Experience from the Showcase Edition
We decided to use 'structural' and 'textual' tags in Transkribus only for text-critical aspects (see the Showcase Edition guidelines above). In this annotation of Gaston Paris's letters, we follow the element names suggested by the German text archive as the basic format for labelling letters. To achieve this, we created our own tags in Transkribus and applied them to annotate the text regions on the digital copy. The letterhead, for example, is defined as the text region 'opener'; within this text region, we mark the line with the date and, if applicable, the place as 'dateline' and the greeting ("Mon cher ami") as 'salute'. The body of the text itself is divided into various paragraphs.
4. Limitations
4.1 The Ideal Transcription Tool?
Currently, there is no one-size-fits-all solution for transcription. The tools listed above primarily require different amounts of support and technical expertise, but offer similar functionalities. It seems advisable to base the choice of tool more on existing institutional know-how and technical resources than on the tool's capabilities (especially since these capabilities are quite similar across the tools mentioned above). If the institutional expertise is limited and the financial situation allows for a Transkribus subscription, we would advocate for such a subscription.
4.2 ATR as a Solution?
The high hopes placed on the scientific applications of AI also extend to ATR models, which are sometimes based on the same technology as large language models (e.g., ChatGPT). While the advances in ATR are currently significant, they are not yet substantial enough - especially for older and/or difficult handwriting - for their use in every DSE project to be considered practical. Even when using the best available ATR models, the correction effort may exceed that of manual transcription from the outset. Training custom models is time-consuming and doesn't always yield better results. Therefore, it is essential that projects plan a test phase to evaluate the available options before creating and training large ground truth collections.
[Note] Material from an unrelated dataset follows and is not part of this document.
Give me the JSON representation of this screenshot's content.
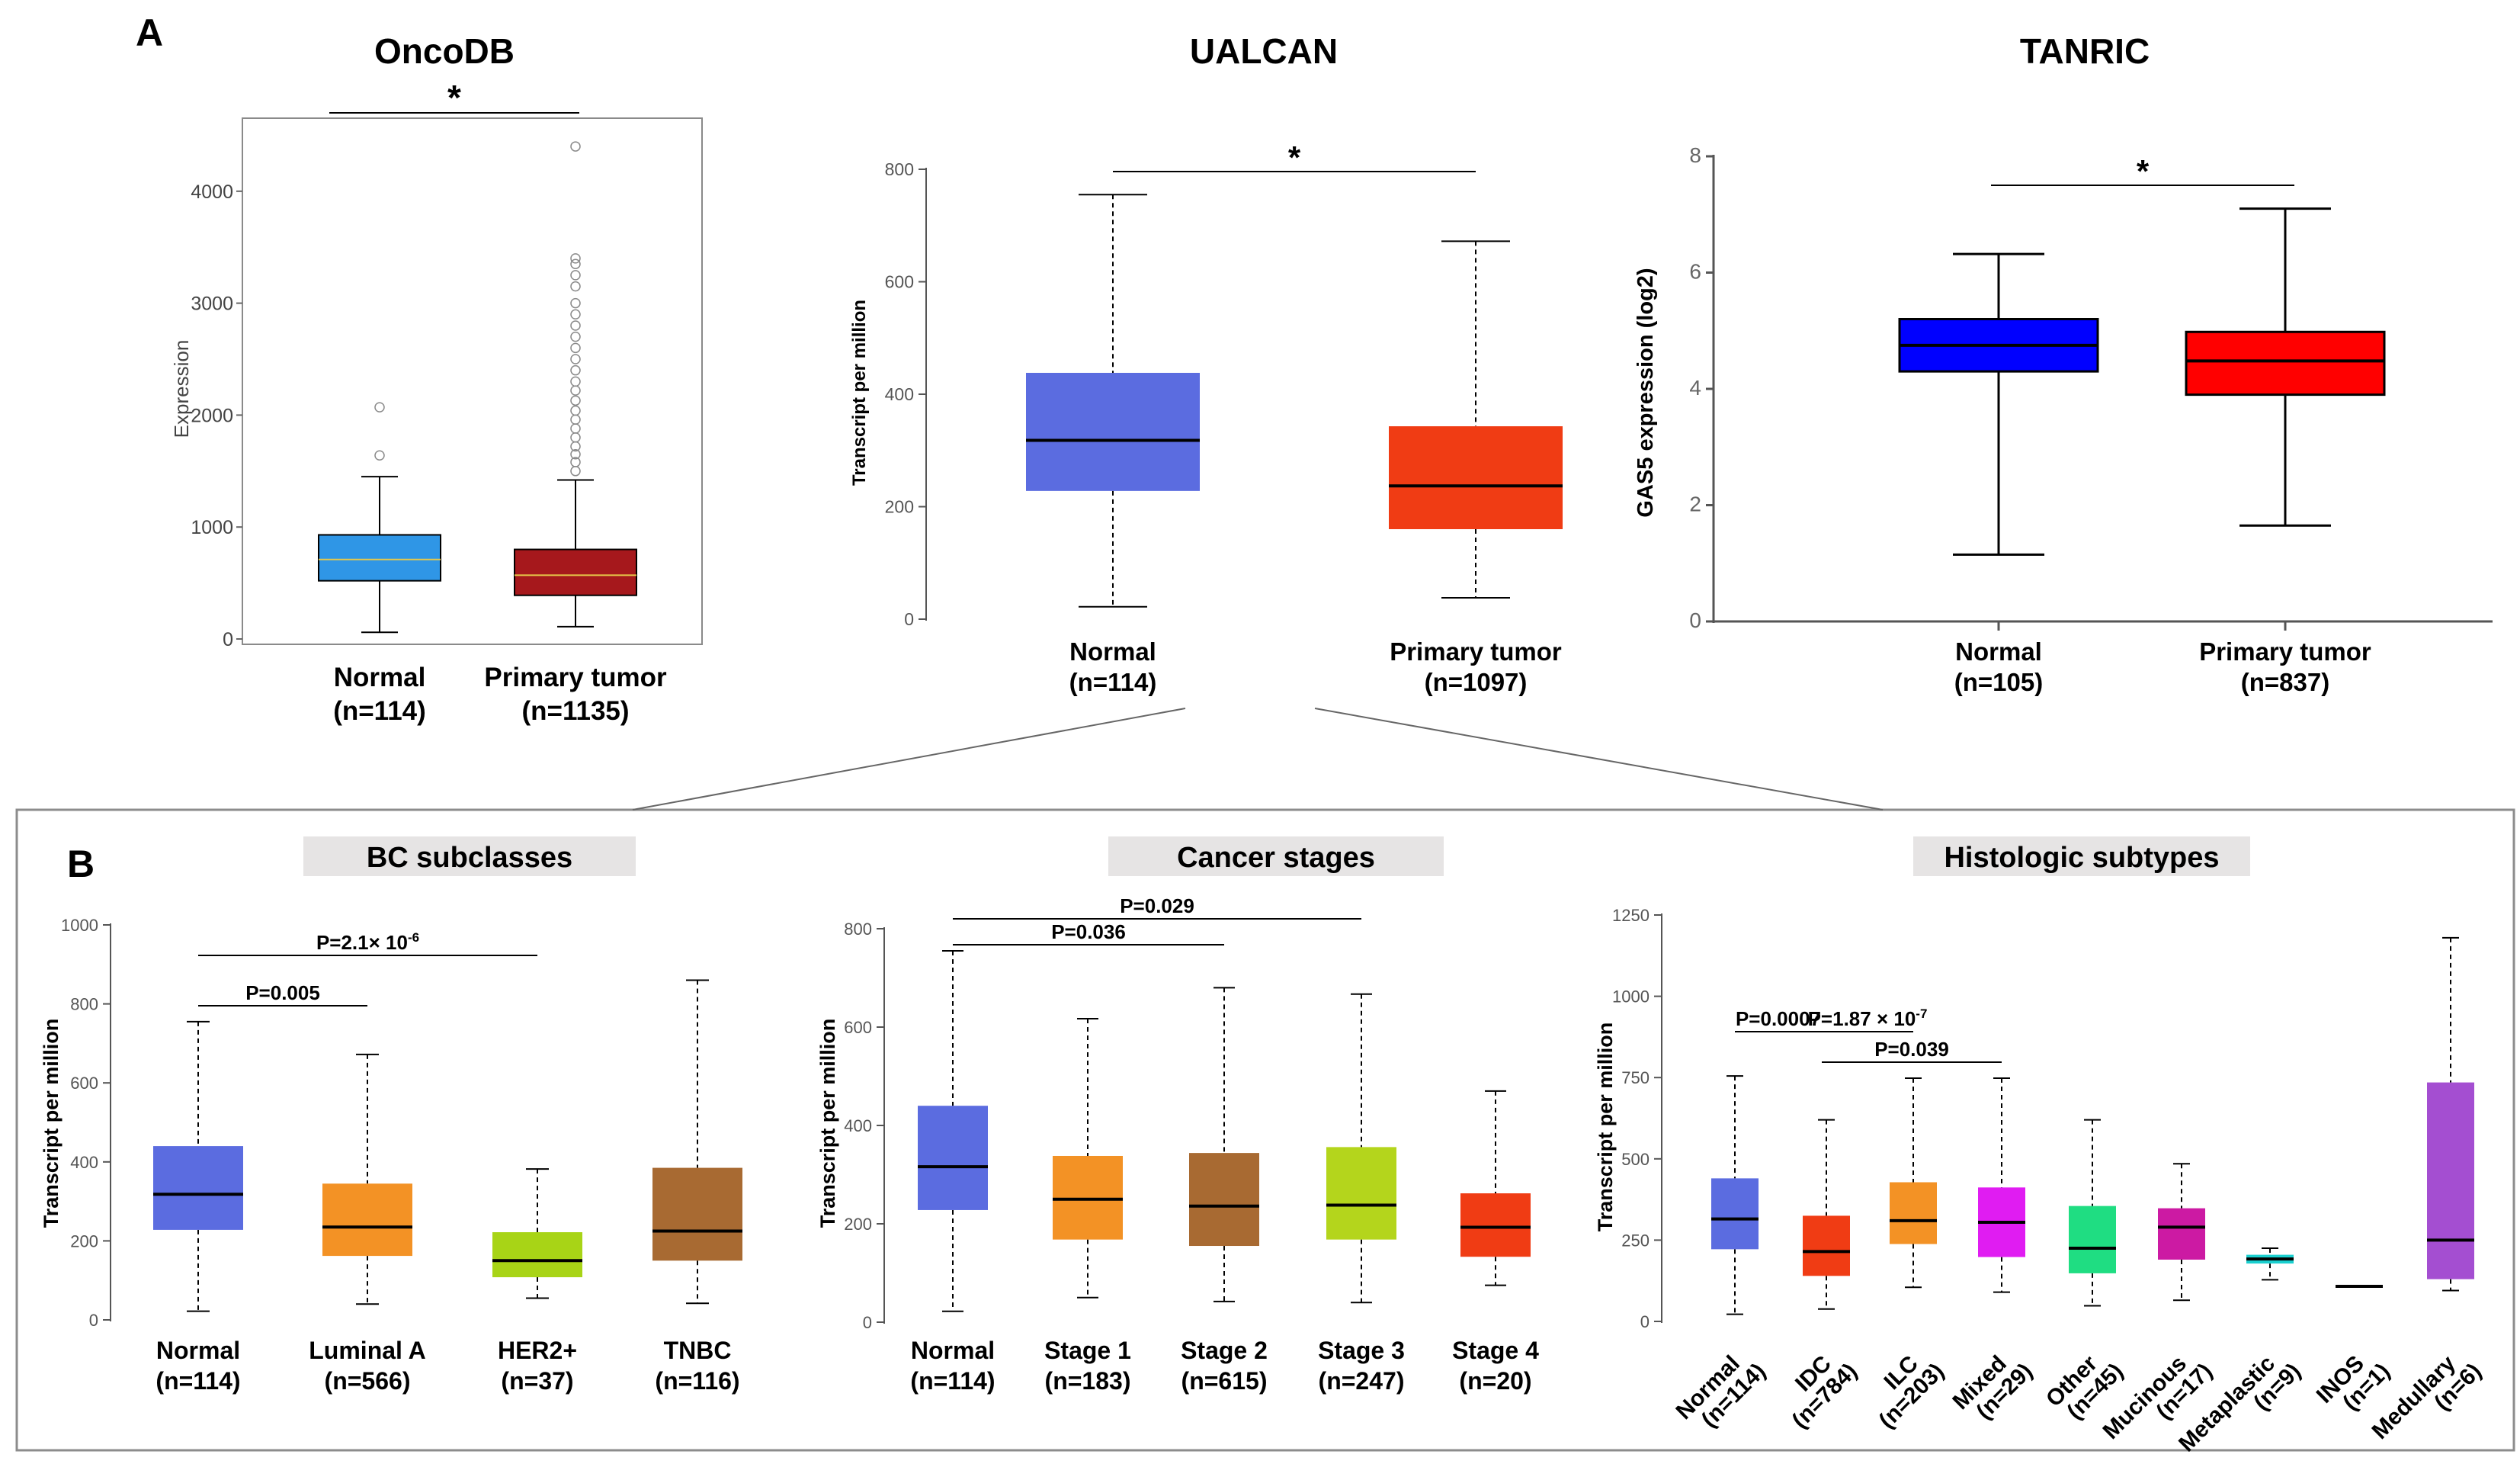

4.3 Annotating in Transcription Tools?
The question of how much should be annotated in PAGE-XML or ALTO-XML also depends on the available technical support. We are aware of projects whose workflow involved extensive annotations in Transkribus - not only text-critical ones, but also content annotations - and faced major delays and adjustments to the workflow due to conversion challenges. Therefore, it must be clear from the outset of the project where and which annotations should take place in order to align the complexity of the data conversion with the project resources. The Showcase Edition has expanded the annotation editor interface so that text-critical annotations can also be done entirely in the TEI Publisher. The process is the same as we have described for content annotation.